One of the more annoying themes in IT is the lack of understanding that anything valuable and complex takes time. We recently launched a new service at work and I’ve spent the past month on the phone talking to people and discussing some common problems and issues we have with the business / people and the fallacy of impatience.
I need huge margins and immediate results. I understand, I need to lose 50lb in one day but the only way for that to happen is if I chainsaw myself in half. Nobody wants to clean that up – and I’m pretty sure it would be less of a legal challenge than if you took that chainsaw to your clients Exchange server. Yet many people want to do just that. Ain’t nobody got time moment.
Since this is likely to only be valuable to people that don’t have a long attention span I’ll make it quick: Nothing good happens fast. If you have no experience and you think you can fix a problem in a split second because everyone around you is an idiot, grab a buddy – use them as a human shield when you earn your “experience” and something blows up.
When it comes to complex issues, particularly the ones involving the cloud and infrastructure / process shift, it takes time. You won’t be a millionaire by the end of the week. Or month. Or a year. But that doesn’t mean you just turn your back to it and wait for it to errode you out of business – ask all the Geeksquad MSPs how well they are doing next time you visit them at Target, Car Max or another IT vendor job – ignorance is not a business model. It takes time to build, promote, sell, implement and sustain a new business line or a new product and if you’re just hoping to find that next “set it and forget it” piece of IT then it’s going to be a rough winter.
My Story
I have (a lot of) projects that fail. I don’t want to give you an impression that I have any magic solution to failing, just my process for handling failure.

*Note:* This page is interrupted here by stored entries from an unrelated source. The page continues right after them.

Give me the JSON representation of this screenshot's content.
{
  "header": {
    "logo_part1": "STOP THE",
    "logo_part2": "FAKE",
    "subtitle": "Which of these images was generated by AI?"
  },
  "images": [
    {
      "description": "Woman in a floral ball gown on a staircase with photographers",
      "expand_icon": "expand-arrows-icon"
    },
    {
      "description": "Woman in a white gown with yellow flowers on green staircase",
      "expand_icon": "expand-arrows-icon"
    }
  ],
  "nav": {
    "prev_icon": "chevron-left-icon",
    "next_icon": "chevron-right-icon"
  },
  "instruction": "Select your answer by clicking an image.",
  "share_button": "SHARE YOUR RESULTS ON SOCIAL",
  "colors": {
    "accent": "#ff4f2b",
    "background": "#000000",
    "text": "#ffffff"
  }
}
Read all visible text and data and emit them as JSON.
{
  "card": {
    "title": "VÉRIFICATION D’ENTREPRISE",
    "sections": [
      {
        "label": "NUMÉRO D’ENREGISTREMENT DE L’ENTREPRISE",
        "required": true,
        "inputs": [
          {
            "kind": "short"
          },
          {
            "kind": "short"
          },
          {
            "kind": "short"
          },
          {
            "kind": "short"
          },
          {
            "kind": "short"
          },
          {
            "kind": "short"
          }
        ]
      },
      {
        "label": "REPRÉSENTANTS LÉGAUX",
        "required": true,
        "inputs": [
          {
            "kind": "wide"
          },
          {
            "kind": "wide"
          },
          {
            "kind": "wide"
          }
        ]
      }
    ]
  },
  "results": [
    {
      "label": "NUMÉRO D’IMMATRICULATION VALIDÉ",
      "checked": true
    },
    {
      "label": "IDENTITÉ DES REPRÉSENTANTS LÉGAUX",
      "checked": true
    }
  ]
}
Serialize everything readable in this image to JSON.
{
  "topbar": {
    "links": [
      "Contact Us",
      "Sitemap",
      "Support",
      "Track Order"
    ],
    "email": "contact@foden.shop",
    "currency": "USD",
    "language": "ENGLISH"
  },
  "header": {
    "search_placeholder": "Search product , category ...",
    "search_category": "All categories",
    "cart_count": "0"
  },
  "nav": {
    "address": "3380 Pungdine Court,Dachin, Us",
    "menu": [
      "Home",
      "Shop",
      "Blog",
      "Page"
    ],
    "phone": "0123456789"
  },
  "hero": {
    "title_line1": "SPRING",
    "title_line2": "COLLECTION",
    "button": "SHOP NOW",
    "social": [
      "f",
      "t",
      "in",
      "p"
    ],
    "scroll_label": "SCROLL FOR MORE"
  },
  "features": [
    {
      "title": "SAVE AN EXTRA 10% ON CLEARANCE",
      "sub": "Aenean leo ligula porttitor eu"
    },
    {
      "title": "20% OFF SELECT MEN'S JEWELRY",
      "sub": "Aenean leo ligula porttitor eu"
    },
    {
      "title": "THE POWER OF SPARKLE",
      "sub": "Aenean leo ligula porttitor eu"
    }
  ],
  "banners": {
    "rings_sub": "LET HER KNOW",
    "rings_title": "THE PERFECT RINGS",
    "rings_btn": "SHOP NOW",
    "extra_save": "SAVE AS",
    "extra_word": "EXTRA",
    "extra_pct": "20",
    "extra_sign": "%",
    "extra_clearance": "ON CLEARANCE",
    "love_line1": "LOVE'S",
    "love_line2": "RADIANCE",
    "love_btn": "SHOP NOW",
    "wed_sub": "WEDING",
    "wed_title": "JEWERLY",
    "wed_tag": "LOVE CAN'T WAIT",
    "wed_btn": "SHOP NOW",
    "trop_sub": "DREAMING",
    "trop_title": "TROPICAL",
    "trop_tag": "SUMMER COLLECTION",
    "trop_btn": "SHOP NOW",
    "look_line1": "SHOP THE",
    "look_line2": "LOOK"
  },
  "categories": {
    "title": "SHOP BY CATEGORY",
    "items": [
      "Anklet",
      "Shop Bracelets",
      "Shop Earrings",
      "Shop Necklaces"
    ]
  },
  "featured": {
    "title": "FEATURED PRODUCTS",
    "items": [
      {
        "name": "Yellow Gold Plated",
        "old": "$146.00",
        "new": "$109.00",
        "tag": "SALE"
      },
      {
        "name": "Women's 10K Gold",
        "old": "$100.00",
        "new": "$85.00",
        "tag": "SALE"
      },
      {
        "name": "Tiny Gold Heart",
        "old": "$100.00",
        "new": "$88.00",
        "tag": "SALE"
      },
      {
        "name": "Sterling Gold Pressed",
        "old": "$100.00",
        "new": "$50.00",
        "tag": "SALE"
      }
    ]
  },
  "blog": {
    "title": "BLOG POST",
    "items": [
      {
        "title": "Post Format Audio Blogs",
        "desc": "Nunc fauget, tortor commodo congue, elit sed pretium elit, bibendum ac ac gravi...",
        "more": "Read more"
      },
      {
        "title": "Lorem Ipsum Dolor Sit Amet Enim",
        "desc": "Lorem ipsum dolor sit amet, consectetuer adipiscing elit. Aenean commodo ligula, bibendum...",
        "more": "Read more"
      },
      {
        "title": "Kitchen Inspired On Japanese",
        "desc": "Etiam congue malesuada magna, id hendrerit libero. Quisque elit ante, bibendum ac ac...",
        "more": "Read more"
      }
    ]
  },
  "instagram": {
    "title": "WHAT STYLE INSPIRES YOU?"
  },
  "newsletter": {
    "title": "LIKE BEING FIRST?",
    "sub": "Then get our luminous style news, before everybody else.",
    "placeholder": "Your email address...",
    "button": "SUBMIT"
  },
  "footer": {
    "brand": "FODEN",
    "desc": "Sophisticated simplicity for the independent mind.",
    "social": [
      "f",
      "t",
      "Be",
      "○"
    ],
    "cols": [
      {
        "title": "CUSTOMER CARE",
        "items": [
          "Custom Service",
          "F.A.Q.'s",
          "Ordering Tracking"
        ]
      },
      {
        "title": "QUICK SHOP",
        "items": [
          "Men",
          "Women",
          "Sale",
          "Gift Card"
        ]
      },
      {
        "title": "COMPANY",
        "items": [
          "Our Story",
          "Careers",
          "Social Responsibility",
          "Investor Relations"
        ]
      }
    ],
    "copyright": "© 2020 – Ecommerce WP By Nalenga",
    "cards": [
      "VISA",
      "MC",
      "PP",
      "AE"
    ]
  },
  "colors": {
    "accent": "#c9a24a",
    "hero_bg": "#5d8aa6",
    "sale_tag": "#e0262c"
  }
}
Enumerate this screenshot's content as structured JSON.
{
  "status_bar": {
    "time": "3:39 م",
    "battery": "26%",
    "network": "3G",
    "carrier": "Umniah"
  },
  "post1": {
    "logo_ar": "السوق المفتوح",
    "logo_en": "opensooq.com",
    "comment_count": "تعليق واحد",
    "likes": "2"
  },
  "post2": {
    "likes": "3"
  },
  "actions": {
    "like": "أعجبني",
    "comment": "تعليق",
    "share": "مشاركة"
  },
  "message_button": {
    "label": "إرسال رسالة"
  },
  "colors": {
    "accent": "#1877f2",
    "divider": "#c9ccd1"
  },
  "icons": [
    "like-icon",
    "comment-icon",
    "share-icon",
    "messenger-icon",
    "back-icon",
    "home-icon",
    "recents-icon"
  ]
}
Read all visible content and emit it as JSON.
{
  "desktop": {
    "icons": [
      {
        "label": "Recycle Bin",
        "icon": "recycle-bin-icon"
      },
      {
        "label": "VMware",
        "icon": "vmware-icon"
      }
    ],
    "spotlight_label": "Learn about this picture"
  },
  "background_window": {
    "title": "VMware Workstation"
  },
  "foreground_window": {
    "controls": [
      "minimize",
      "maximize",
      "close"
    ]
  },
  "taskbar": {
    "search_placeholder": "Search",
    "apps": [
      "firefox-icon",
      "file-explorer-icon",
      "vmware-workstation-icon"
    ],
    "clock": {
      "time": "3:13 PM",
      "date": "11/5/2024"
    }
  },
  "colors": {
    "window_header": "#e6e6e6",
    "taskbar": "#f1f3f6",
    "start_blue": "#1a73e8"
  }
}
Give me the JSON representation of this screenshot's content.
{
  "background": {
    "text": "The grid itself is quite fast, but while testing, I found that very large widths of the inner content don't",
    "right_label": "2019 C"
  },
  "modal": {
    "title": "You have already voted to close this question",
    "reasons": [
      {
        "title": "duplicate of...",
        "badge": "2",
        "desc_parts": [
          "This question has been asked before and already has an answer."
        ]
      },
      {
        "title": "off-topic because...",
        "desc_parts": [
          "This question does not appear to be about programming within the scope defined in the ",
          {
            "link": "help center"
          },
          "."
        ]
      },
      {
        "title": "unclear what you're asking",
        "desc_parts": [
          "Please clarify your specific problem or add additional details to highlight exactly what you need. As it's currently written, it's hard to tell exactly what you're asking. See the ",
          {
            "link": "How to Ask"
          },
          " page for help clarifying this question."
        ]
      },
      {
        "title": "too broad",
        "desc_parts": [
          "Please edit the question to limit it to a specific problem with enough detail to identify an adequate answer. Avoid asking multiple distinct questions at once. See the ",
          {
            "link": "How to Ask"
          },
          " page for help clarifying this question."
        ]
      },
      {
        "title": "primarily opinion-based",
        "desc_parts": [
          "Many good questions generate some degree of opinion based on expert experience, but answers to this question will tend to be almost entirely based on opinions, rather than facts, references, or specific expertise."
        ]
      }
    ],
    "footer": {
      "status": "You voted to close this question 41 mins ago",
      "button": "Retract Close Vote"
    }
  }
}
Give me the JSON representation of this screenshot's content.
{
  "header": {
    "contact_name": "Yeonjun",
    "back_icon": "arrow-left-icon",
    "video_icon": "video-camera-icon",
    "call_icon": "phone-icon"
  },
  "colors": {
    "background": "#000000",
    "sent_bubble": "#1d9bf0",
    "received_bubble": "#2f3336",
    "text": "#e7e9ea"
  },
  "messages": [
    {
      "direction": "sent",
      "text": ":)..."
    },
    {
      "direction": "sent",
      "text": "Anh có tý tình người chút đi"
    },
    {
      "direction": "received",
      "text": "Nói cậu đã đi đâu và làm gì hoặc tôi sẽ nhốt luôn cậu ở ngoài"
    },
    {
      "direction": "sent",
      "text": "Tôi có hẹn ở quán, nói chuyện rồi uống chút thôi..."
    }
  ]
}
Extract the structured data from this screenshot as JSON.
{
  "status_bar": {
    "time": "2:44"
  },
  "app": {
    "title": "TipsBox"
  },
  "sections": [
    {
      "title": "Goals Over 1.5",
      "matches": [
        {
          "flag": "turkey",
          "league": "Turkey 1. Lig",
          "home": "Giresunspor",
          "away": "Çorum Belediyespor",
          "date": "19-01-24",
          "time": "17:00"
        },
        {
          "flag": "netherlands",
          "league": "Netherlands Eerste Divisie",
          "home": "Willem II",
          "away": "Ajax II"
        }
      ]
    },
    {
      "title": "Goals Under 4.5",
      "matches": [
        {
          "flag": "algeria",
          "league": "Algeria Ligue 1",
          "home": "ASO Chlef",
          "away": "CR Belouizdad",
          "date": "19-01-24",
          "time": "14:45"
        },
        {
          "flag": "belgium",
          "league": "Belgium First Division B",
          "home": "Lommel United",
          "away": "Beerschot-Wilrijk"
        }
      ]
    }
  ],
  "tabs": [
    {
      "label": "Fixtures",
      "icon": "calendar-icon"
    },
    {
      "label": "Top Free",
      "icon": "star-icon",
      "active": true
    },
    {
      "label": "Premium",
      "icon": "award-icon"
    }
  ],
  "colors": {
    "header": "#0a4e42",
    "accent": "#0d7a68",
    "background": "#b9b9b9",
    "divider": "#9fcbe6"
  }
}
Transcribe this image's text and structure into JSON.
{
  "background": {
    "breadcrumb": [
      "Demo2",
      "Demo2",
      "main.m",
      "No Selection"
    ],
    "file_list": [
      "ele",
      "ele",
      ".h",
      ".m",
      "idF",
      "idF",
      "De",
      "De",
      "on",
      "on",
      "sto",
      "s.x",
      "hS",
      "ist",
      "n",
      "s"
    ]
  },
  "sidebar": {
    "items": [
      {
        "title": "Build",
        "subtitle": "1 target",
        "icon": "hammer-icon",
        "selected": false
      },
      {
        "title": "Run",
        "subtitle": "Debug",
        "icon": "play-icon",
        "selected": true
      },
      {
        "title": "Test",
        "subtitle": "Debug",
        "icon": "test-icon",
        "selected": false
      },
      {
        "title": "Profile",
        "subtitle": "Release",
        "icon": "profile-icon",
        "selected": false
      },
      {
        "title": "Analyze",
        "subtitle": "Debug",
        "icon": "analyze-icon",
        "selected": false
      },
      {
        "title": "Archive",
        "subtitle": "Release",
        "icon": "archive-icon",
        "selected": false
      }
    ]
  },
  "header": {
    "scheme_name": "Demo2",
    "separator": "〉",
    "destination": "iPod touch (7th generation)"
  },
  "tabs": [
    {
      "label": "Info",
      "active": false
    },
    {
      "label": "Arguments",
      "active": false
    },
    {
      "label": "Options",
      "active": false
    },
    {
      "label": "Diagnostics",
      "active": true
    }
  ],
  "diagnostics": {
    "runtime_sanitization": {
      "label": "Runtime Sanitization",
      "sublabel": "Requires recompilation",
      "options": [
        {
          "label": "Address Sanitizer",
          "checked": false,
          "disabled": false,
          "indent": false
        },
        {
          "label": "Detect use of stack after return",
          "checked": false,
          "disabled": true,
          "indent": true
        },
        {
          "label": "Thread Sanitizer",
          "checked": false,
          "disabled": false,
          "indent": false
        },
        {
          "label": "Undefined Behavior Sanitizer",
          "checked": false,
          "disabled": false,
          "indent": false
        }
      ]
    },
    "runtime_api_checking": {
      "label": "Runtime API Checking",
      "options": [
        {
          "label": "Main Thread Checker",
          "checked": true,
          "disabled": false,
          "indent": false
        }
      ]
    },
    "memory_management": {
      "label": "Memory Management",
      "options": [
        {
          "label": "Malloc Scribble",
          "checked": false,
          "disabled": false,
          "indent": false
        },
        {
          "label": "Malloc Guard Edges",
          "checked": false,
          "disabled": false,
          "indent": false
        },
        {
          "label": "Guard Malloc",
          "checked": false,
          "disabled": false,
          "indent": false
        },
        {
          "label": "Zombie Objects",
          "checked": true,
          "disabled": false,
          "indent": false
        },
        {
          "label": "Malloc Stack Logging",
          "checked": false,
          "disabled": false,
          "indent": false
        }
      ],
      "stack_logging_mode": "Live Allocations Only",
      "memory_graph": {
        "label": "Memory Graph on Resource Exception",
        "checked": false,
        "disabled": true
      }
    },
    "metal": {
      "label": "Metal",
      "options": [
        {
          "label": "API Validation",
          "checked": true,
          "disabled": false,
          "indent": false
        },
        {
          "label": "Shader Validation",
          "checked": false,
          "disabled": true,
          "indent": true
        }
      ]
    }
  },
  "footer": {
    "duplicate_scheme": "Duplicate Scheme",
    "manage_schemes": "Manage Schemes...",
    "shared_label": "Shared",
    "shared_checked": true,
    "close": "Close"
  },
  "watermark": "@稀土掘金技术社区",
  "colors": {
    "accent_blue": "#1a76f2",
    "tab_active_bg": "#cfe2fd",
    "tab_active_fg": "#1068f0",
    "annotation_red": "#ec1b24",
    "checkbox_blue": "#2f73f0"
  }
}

1. It starts with planning. All new ideas come with plans, tracks, stages, estimates, priorities, outcomes, scenarios and so forth. Most crackheaded ideas don’t even see the light of day.
2. It’s sustained through monitoring. You have to stay on top of your plans and you have to keep on checking how things are going. Everyone at every level of management will tell you that their reports are task avoidance ninjas, trained in the art of avoiding any hard prolonged work. Quick bursts of output, no problem. Repetitive mindless droning, got it. Six week project with deliverables, unknowns, research, etc – it’s due in six weeks, right? We’ll worry about it in 5, I’m stalking something on eBay. If you aren’t paying attention to your business nobody else is.
3. It lives and dies through evaluation and persistence. How is the plan progressing? Has anything changed? Do we make changes or push forward?
Ineffective people fall on the opposite parts of the spectrum: They either get consumed in their projects and never get anything done and don’t know how to quit… or they quit at the first problem they encounter and don’t give their projects enough time to develop.
I want it all and I want it now. But I don’t want to take the time to get there and I don’t want it to require hard work. Who am I to say you can’t dream?
But waking up in the IT services landscape we have today paints a picture of ridiculously complex and overpriced infrastructure that never lived up to it’s billing, competing with a cloud infrastructure that is seemingly free and easy but it’s really neither. The challenge of bridging the two for a business is a difficult, painstaking and process oriented task that will be neither easy nor quick. And that’s your job. Embrace it, take it and build a business around it.
Or look at the alternative: It is quick and easy and nobody needs you. Your call.